Sep 23, 2023 - Real Estate

D.C. apartment construction hits a slump

Data: RentCafe; Note: Includes buildings with 50 or more units; Table: Kavya Beheraj/Axios
Data: RentCafe; Note: Includes buildings with 50 or more units; Table: Kavya Beheraj/Axios

Roughly 13,200 new apartment units are expected to be built across the D.C. metro this year, a slight slump compared to 2021 and 2022, according to a new report.

Why it matters: A housing shortage in the U.S. has contributed to the rising cost of both renting and buying.

  • Nearly three-fourths of renters say they're renting in an area where they couldn't afford to buy, according to a new survey from RealPage, a real estate analytics and software company.

What's happening: New apartment construction is slightly down in the D.C. metro in part because financing is hard to get and construction costs are on the rise, developer Oliver Carr tells Axios.

  • "Most projects no longer pencil out," he says.

The big picture: Washington is among the top 20 metros where roughly 41% of U.S. renters live, per the report by RentCafe, which analyzed data from real estate intelligence service Yardi Matrix.

  • A historic surge in new apartment supply — 1.2 million units were completed during the pandemic — helped slow rent growth nationwide.

Yes, but: Around 89% of the U.S. units completed from 2020 through 2022 are high-end, per the report, and not the type of affordable apartments many renters want.

What they're saying: "Based on the interest rates, we're priced out of where we would want to be or how much house we could afford," Alexandria renter Joel Daly tells Axios.

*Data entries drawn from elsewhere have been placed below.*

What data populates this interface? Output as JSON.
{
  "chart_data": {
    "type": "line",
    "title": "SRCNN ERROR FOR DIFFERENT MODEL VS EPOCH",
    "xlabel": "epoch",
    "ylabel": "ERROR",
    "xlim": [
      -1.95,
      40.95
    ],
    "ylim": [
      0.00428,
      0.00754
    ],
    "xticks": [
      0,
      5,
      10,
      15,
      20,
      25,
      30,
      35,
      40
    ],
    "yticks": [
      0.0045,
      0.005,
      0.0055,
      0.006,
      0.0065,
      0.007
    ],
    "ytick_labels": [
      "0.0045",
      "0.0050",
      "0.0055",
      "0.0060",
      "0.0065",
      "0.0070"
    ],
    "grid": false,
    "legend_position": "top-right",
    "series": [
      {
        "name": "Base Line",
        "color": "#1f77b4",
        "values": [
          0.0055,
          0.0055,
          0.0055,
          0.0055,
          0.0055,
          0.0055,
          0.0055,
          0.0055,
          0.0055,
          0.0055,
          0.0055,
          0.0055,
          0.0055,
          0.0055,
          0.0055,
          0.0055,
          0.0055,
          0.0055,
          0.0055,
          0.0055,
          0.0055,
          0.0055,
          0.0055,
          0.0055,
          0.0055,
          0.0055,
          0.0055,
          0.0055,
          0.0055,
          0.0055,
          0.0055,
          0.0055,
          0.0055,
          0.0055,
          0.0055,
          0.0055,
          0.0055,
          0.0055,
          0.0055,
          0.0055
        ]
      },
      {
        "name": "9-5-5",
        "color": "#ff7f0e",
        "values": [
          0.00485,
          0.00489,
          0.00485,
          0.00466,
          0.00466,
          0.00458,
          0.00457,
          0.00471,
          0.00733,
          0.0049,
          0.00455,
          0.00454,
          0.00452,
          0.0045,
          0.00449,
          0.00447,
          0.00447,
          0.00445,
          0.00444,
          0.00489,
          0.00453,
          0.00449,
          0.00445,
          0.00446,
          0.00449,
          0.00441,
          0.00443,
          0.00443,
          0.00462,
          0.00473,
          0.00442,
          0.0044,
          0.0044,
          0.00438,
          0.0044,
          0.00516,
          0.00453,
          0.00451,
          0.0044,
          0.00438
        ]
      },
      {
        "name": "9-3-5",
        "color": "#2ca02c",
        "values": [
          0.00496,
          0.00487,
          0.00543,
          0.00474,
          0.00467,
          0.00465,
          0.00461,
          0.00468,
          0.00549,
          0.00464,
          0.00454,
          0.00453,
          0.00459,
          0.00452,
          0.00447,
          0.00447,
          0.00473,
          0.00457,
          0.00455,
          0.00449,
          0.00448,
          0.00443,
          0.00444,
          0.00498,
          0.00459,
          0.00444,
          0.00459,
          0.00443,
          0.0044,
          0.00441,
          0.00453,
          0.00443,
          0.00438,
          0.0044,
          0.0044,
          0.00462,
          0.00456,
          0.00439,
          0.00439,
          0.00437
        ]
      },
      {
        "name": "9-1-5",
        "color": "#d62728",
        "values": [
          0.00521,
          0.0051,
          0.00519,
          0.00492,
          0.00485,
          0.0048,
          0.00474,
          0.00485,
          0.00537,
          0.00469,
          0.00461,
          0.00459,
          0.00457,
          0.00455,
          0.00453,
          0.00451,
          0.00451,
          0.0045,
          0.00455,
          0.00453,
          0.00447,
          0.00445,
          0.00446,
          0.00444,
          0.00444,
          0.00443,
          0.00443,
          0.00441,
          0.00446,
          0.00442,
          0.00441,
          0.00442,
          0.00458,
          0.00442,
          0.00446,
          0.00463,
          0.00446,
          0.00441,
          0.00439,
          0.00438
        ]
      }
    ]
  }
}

  • For $4,400 a month, Daly and his wife can rent a million-dollar home. For that same monthly payment, they'd be able to buy a $530,000 house, he says.

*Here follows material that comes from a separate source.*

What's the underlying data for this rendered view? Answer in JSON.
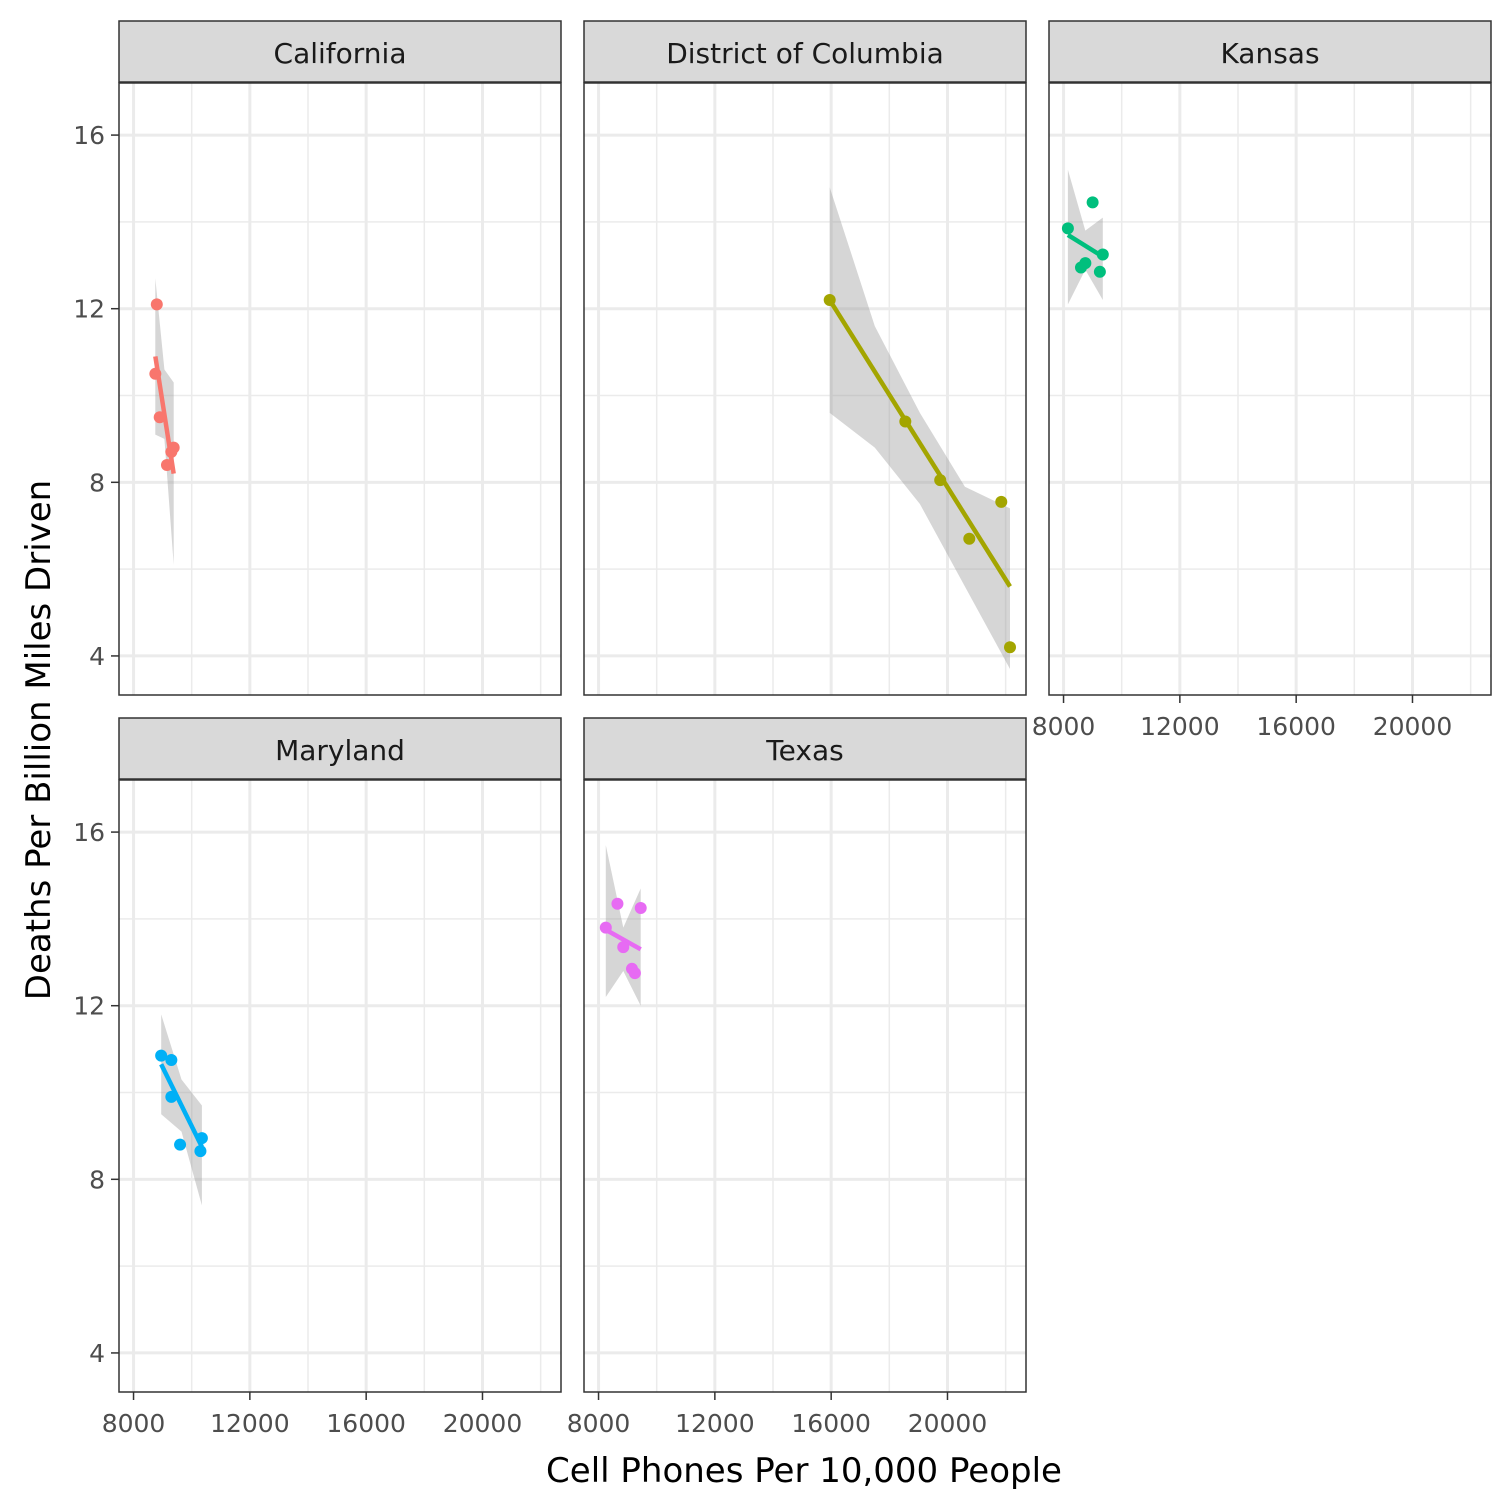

Elizabeth Williams sold her Alexandria home in March, and reaped the benefits of a multi-offer, all-cash sale.

  • She and her boyfriend have been renting an Alexandria apartment since then, but still desire the "autonomy" of a home even though the price might be "a gut-punch to our finances."

What's next: Across the U.S., 1 million rental units are slated for completion through 2025, but higher costs and other headwinds could slow developers' pace in future years.

  • "Tightening of bank lending standards — combined with rising costs of construction materials, labor and land — has made new projects harder to pencil," senior analyst Doug Ressler at Yardi Matrix says in the report.